Pretende-se, portanto, formular uma proposta de ensino- aprendizagem que se distancie das versões disponíveis, sem a pretensão de acrescentar “uma dimensão superior, [...] mas que o uno faça parte do múltiplo, estando sempre subtraído dele” (DELEUZE; GUATTARI, 1995), sem terminar em lugar algum, com múltiplas linhas e muitas vozes; que esta proposta não seja a palavra final, mas que abra possibilidades de reações complexas e intensas, com redes de histórias em múltiplas tramas e possibilidades de fuga – numa palavra, um rizoma.
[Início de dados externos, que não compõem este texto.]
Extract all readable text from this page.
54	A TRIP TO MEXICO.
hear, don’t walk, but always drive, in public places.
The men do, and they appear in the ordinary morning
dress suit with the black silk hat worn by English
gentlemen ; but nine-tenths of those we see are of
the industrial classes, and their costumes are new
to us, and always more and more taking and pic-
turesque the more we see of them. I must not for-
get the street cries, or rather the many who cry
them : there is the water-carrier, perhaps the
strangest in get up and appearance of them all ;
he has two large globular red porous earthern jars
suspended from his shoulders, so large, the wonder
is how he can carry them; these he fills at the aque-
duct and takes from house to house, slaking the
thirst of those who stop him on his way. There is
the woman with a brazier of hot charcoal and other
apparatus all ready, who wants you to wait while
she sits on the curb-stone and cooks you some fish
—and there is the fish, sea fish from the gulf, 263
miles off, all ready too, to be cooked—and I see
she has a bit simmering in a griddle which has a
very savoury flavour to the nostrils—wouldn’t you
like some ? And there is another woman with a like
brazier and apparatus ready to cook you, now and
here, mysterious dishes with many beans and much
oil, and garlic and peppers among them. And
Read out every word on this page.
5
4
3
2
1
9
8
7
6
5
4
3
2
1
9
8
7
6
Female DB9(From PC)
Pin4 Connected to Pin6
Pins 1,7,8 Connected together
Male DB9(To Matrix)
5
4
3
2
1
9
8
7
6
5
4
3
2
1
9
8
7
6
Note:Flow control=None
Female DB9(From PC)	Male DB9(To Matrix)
É assim que compreendemos e propomos “ensinar e aprender” uma língua estrangeira.

Esta pesquisa tem possibilitado o conhecimento da grande quantidade de material didático que estão ao alcance de professores e de escolas. Muitos deles propõem inovação acoplando diferentes dispositivos ao livro – como apresentá-lo digitalizado para ser operacionalizado em tablets ou em lousa interativa. O estudo permitiu observar que a disposição dos conteúdos se encontra formatada em atos comunicativos, artificialmente arranjados, por meio dos quais o estudante aprende uma determinada estrutura linguística. Estão metodicamente e sequencialmente organizados como se um determinado aspecto linguístico antecedesse a aquisição de outro. Porém, o que mais se destaca é a abstração das proposições, as quais estão distantes do conhecimento construído por parte do estudante, dificultando a inferência com o conteúdo novo.

Outra vertente propõe um ensino voltado exclusivamente para os gêneros textuais que, ao tentar se aproximar do aluno, acaba adotando um foco mecânico puramente na leitura, na escrita e na tradução.

A proposta aqui defendida busca se diferenciar pelo viés do sentido da língua, construído a partir do conhecimento experenciado entre o “SER” que estuda e o “SER” que ensina. Trata-se de mente e corpo como fenômeno sistêmico na construção das metáforas de sentido. Ser, pensar e dizer se completam e se constroem por meio da linguagem.